Cette idée de surgissement de l’animosité culmine alors dans la plus belle séquence du film. Will rend visite à son oncle pour lui réclamer sa part de l’héritage de son père décédé. D’un plan l’autre, alors que leur conversation vire progressivement au pugilat, le jeune homme se met à jouer de la guitare et chante sa douleur. Son oncle s’assoit à ses côtés, l’écoute, et entame avec lui un duo où chacun exprime ses sentiments. La musique, ici, devient un moyen de faire surgir leurs émotions depuis les profondeurs de leurs âmes torturées. Ainsi, une véritable éthique de mise en scène émerge du film : faire vivre la mémoire des personnes en voie de disparition dans un monde, lui aussi, sur le point de sombrer. Car une inquiétude plane durant tout le documentaire. Un ouragan s’approche progressivement de Houston, sans cesse évoqué par les images des médias, comme autant de sentences : hausse du niveau de l’eau, vents à plus de 200km/h ou encore des “inondations virtuellement mortelles”. Lors d’un long monologue, Will compare Houston – cette ville où il voit “des humains, mais pas d’humanité”- à Sodome et Gomorrhe, et cette tempête à un jugement divin en approche : “Il y a une raison à cet ouragan”.

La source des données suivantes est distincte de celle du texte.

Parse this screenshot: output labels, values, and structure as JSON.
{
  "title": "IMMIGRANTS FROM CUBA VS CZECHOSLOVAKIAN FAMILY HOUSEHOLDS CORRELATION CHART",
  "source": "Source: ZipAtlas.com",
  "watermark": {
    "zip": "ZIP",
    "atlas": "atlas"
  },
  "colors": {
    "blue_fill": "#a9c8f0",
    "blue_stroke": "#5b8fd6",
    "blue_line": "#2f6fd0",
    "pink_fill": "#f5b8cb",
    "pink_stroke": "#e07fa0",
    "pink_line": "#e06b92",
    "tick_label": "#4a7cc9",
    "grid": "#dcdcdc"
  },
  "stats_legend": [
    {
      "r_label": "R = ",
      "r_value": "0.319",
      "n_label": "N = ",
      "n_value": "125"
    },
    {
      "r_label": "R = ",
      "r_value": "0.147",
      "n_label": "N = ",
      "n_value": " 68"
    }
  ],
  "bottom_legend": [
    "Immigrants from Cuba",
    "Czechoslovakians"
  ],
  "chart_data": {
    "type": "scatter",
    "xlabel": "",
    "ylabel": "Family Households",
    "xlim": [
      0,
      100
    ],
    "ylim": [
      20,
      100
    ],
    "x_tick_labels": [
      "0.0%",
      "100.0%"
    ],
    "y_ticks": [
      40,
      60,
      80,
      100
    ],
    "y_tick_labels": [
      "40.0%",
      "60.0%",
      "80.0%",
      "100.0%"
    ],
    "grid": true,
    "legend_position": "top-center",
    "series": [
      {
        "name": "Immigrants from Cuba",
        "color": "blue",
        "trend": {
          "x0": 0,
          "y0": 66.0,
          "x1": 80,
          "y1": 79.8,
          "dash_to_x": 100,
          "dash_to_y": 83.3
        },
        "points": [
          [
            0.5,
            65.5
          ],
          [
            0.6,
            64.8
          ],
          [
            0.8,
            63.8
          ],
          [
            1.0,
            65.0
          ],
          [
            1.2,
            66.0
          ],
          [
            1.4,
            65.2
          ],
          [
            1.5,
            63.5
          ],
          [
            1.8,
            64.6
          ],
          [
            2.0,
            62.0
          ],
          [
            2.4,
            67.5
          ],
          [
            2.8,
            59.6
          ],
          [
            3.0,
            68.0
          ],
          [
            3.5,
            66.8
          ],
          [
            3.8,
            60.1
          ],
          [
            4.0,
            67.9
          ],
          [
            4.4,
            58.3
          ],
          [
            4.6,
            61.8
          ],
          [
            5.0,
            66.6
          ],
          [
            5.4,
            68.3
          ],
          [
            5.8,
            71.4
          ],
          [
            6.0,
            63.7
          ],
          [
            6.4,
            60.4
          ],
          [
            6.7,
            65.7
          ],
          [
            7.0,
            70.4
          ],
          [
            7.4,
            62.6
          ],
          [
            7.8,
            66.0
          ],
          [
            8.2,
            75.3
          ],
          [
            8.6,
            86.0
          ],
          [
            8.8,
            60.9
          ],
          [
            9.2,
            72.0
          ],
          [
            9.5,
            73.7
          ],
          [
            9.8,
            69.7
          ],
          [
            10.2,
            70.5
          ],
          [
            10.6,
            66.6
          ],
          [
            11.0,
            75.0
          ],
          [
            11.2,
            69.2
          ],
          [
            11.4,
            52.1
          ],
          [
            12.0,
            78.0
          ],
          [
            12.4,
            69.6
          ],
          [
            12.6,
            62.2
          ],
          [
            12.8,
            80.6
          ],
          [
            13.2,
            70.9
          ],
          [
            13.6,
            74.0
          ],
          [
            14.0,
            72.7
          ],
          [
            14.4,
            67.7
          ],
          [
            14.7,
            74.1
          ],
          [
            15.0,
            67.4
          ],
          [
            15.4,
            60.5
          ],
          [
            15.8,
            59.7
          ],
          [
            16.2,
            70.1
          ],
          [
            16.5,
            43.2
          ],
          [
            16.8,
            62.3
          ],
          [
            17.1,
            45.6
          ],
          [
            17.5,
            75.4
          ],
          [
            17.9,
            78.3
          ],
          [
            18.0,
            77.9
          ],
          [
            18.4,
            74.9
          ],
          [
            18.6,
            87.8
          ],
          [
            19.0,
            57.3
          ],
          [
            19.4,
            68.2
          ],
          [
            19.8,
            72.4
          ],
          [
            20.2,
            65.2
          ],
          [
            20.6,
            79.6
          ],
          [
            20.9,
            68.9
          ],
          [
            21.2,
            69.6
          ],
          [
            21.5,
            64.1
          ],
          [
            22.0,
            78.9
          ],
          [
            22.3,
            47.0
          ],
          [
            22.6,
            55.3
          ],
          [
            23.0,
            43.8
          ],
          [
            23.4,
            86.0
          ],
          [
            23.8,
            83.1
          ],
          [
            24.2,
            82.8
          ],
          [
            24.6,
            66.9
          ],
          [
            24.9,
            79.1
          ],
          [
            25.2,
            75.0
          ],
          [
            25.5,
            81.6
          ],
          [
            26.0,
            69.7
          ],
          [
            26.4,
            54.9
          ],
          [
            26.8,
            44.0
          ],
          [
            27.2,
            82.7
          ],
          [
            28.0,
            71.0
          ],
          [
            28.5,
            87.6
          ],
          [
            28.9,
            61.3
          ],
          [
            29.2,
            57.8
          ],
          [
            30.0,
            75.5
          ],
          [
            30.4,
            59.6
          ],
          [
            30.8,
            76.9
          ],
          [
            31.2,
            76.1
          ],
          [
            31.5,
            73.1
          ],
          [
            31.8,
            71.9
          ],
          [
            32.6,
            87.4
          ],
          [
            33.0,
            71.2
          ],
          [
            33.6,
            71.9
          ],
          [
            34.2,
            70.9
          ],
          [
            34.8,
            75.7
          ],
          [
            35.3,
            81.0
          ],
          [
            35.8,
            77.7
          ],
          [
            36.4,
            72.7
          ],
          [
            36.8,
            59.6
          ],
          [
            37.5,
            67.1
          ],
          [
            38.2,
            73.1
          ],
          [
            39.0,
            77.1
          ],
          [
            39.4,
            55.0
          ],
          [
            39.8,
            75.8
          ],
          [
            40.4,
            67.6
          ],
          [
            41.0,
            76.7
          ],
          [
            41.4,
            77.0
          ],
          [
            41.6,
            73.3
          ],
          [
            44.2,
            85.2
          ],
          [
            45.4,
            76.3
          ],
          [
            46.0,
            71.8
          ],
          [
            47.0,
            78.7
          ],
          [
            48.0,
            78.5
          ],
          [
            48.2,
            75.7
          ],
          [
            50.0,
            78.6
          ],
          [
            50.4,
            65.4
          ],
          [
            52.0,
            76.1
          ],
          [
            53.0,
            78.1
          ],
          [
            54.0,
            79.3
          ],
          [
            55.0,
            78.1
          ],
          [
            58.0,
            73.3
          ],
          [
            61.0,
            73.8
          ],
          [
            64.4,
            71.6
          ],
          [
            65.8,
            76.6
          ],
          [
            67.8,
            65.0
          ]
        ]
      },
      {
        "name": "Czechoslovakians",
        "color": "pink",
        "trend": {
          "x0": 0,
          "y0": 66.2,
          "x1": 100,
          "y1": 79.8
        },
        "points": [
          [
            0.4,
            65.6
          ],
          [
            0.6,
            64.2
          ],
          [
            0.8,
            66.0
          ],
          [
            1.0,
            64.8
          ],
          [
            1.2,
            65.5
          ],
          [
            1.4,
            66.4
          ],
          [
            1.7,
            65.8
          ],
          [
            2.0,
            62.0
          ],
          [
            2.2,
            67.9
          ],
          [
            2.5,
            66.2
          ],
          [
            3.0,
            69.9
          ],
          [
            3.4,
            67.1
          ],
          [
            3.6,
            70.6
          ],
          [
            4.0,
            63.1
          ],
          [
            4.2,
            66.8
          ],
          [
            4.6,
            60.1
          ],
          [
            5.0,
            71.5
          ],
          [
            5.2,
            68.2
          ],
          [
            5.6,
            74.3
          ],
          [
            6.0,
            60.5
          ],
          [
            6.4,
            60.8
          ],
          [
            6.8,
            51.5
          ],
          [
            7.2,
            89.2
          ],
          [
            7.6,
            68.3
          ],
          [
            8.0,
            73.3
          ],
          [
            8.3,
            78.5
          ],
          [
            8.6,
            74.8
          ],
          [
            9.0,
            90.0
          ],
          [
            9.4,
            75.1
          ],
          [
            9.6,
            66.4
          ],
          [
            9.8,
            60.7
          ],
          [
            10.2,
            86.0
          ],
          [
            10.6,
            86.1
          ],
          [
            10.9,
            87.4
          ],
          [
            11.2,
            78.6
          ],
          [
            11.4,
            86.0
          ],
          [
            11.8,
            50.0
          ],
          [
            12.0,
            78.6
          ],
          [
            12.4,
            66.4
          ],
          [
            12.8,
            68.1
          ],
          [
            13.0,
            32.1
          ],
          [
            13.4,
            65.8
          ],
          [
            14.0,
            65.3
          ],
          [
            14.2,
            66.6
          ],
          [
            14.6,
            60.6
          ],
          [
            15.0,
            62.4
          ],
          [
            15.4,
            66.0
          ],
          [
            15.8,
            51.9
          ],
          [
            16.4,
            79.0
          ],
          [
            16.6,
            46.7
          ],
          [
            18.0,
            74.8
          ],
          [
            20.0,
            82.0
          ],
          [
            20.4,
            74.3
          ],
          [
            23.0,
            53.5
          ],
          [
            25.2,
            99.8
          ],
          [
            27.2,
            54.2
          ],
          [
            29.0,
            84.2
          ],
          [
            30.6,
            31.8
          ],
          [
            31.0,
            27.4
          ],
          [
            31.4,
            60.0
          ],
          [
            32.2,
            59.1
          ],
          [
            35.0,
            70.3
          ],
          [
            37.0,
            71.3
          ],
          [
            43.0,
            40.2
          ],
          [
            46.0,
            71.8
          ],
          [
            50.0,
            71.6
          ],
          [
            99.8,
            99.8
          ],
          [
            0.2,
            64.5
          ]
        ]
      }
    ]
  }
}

Rien de surprenant alors, compte tenu de cette allusion, à ce que la nature s’emmêle et domine finalement les images de Ghost Song : des milliers d’oiseaux s’envolent, des éclairs s’approchent de plus en plus de la ville et, inéluctablement, le cataclysme survient. Nicolas Peduzzi, en mettant en parallèle la menace d’extinction d’une communauté avec l’approche d’un désastre, chante son Apocalypse. En émane l’inquiétante et belle étrangeté de son long-métrage.